Torque τ = NIAB sinθ
τ = 20 × 12 × 0.01 × 0.80 × sin(30°)
τ = 2.4 × 0.80 × 0.5 = 0.96 N m.

Q 4.10: Two moving coil meters, M₁ and M₂ have the following particulars: R₁ = 10 Ω, N₁ = 30, A₁ = 3.6 × 10^-3 m², B₁ = 0.25 T. R₂ = 14 Ω, N₂ = 42, A₂ = 1.8 × 10^-3 m², B₂ = 0.50 T. (Spring constants are identical). Determine ratio of (a) current sensitivity and (b) voltage sensitivity of M₂ and M₁.
Solution:
(a) Current Sensitivity I_s = NAB / k. Ratio = (N₂A₂B₂) / (N₁A₁B₁)
Ratio = (42 × 1.8 × 10^-3 × 0.50) / (30 × 3.6 × 10^-3 × 0.25) = 37.8 / 27 = 1.4.
(b) Voltage Sensitivity V_s = I_s / R. Ratio = (I_s2 / I_s1) × (R₁ / R₂)
Ratio = 1.4 × (10 / 14) = 1.0.

Q 4.11: In a chamber, a uniform magnetic field of 6.5 G (1 G = 10^-4 T) is maintained. An electron is shot into the field with a speed of 4.8 × 10⁶ m/s normal to the field. Explain why the path of the electron is a circle. Determine the radius of the circular orbit. (e = 1.6 × 10^-19 C, m_e = 9.1 × 10^-31 kg).
Solution:
The electron experiences magnetic Lorentz force perpendicular to its velocity. This force acts as centripetal force, making the path circular.
Given: B = 6.5 × 10^-4 T, v = 4.8 × 10⁶ m/s.
Radius r = mv / (eB) = (9.1 × 10^-31 × 4.8 × 10⁶) / (1.6 × 10^-19 × 6.5 × 10^-4)
r = 43.68 × 10^-25 / 10.4 × 10^-23 = 4.2 × 10^-2 m = 4.2 cm.

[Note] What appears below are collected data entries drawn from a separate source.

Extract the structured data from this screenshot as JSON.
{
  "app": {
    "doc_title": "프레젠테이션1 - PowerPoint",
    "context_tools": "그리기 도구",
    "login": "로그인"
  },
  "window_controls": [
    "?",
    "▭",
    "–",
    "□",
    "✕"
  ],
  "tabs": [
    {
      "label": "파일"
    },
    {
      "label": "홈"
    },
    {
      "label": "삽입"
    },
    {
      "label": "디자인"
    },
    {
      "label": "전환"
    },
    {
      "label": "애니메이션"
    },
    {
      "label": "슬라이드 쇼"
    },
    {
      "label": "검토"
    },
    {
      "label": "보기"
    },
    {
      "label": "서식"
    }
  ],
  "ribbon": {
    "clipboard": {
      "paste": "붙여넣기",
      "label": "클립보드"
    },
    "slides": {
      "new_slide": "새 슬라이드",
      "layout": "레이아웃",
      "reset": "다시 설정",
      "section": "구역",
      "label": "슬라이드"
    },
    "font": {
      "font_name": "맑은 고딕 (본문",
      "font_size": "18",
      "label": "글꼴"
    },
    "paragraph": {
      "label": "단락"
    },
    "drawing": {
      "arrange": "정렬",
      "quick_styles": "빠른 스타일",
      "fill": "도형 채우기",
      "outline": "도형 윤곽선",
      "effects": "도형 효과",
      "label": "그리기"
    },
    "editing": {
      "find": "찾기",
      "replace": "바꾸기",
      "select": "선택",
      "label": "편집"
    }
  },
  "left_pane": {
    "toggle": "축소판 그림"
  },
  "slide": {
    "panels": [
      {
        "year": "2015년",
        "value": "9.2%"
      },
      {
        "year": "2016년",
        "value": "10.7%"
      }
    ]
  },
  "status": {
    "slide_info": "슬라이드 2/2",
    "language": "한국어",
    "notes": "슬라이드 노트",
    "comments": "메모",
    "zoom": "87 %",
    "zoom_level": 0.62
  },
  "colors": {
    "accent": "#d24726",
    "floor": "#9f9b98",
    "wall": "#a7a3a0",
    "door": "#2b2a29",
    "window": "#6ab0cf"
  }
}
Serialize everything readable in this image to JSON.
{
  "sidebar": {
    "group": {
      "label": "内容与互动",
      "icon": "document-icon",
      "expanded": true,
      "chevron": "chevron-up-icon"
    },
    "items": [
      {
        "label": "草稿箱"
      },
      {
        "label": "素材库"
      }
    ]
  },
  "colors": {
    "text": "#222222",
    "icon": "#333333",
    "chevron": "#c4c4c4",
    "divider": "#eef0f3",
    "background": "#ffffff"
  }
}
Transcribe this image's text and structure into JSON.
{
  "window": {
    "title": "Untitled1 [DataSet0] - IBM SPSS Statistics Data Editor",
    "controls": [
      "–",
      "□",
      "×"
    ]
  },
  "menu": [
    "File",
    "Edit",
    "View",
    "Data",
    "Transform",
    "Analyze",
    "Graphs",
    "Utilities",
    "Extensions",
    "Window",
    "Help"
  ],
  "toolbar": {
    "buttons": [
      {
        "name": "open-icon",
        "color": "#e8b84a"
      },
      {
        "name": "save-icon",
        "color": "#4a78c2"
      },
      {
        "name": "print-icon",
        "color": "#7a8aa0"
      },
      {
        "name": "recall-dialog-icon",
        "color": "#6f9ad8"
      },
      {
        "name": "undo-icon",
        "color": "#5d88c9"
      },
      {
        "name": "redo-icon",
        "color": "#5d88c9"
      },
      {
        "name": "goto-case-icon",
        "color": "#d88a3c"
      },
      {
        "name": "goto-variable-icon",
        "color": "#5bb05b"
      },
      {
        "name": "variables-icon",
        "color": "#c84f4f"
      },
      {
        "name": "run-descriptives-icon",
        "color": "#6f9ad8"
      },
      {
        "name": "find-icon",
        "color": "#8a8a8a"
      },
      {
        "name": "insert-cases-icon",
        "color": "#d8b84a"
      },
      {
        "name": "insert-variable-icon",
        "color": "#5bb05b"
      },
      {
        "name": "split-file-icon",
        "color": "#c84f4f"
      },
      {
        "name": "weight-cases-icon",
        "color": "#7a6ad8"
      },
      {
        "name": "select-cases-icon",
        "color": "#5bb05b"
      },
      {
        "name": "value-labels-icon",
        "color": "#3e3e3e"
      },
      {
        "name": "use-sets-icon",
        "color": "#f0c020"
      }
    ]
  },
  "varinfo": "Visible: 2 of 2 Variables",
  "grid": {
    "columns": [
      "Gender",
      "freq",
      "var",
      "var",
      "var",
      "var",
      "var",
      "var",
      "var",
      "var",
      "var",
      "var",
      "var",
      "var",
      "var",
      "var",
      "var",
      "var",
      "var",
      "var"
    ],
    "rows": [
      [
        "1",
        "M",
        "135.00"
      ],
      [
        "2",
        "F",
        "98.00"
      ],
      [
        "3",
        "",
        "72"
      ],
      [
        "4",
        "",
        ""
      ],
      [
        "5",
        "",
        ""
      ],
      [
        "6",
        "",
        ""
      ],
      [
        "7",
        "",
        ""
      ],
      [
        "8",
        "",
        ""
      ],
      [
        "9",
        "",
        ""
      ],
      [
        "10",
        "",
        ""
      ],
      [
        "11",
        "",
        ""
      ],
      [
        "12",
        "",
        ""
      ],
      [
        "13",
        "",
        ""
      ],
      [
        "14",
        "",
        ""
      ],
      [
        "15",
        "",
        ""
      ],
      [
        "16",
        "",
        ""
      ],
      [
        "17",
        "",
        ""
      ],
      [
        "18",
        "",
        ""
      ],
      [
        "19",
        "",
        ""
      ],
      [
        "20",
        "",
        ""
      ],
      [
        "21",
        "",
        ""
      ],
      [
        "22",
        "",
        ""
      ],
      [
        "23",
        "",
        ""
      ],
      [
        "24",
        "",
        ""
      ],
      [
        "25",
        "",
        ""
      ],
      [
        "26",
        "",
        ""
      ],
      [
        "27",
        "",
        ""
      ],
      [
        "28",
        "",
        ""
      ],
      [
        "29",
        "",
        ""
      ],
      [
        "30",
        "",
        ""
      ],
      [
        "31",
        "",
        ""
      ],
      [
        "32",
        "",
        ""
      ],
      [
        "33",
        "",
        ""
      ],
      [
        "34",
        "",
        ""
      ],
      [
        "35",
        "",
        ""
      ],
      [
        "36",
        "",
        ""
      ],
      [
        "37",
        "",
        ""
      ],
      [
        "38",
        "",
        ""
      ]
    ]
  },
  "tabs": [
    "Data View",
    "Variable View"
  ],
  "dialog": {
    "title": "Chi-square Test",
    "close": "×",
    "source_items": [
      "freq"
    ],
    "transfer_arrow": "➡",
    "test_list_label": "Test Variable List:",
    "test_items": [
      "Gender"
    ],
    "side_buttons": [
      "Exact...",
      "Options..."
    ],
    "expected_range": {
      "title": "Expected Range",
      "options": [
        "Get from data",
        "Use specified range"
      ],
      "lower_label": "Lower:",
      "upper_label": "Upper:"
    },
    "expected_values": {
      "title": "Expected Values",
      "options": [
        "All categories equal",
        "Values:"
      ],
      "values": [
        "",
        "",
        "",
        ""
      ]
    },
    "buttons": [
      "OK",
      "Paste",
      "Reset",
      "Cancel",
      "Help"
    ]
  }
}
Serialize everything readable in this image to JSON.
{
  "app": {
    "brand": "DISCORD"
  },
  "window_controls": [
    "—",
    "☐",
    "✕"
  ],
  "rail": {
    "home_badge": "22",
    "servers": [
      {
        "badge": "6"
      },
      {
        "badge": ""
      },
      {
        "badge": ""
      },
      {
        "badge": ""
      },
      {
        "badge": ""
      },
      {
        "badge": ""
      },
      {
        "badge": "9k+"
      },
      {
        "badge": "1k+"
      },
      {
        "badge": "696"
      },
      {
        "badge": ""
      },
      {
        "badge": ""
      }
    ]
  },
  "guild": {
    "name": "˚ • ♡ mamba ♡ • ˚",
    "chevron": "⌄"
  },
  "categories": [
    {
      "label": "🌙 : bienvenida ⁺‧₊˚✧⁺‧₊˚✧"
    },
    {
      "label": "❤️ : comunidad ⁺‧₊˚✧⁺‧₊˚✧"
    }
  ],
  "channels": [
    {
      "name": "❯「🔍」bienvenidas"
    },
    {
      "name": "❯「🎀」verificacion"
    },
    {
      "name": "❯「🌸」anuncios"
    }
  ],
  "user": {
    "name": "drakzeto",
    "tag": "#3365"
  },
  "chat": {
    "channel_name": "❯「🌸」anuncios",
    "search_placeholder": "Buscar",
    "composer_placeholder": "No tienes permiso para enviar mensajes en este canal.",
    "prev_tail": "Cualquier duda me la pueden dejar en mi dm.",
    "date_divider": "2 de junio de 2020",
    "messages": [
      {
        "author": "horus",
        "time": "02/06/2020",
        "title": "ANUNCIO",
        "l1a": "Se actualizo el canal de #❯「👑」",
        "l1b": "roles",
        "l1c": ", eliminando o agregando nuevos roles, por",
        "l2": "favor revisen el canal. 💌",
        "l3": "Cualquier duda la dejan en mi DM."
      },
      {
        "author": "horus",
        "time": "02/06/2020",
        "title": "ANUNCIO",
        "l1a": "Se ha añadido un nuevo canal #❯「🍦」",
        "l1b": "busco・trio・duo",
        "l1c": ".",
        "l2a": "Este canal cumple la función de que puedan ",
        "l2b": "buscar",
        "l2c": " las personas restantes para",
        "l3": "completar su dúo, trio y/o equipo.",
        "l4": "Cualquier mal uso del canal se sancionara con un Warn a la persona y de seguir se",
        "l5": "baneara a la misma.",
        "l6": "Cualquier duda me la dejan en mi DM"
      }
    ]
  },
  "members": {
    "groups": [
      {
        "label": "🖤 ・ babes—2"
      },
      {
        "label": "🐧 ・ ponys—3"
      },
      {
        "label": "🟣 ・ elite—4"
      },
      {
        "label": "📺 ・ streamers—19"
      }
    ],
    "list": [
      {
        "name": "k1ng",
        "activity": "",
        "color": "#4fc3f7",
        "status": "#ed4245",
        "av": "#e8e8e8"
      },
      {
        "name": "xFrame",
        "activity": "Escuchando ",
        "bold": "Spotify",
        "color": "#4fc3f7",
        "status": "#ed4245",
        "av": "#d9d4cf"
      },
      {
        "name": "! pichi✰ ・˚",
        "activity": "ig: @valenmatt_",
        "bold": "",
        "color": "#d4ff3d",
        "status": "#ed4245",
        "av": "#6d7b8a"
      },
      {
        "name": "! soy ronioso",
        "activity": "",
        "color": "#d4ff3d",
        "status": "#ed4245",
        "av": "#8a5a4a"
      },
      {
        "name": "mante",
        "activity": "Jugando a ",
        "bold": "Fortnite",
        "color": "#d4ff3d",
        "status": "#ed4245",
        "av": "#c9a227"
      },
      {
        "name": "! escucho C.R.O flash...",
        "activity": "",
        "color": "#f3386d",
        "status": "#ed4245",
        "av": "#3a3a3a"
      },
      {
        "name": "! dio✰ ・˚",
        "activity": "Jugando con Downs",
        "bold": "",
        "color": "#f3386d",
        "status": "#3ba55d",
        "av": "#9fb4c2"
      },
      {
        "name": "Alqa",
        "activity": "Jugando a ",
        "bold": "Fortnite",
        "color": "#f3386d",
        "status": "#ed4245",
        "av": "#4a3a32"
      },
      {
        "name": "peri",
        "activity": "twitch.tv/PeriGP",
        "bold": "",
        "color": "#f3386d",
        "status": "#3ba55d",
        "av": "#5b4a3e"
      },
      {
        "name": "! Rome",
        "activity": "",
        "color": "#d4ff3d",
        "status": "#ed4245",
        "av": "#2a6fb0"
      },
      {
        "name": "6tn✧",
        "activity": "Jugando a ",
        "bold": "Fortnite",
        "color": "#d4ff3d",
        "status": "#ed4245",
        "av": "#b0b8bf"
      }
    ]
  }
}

Q 4.12: In Exercise 4.11 obtain the frequency of revolution of the electron in its circular orbit. Does the answer depend on the speed of the electron? Explain.
Solution:
Frequency ν = eB / (2πm) = (1.6 × 10^-19 × 6.5 × 10^-4) / (2 × 3.14 × 9.1 × 10^-31)
ν ≈ 18.18 × 10⁶ Hz = 18 MHz.
No, the frequency does not depend on the speed of the electron. The formula ν = eB / (2πm) has no velocity (v) term in it.

Q 4.13: (a) A circular coil of 30 turns and radius 8.0 cm carrying a current of 6.0 A is suspended vertically in a uniform horizontal magnetic field of magnitude 1.0 T. The field lines make an angle of 60° with the normal of the coil. Calculate the magnitude of the counter torque that must be applied to prevent the coil from turning.
(b) Would your answer change, if the circular coil in (a) were replaced by a planar coil of some irregular shape that encloses the same area?
Solution:
(a) Given: N = 30, r = 0.08 m, I = 6.0 A, B = 1.0 T, θ = 60°.
Area A = πr² = 3.14 × (0.08)² = 0.0201 m².
Torque τ = NIAB sinθ = 30 × 6.0 × 0.0201 × 1.0 × sin(60°)
τ = 3.618 × 0.866 = 3.133 N m. (Counter torque must be of this magnitude).
(b) No, the answer would not change because torque (τ = NIAB sinθ) depends on the area (A) of the loop, not on its shape.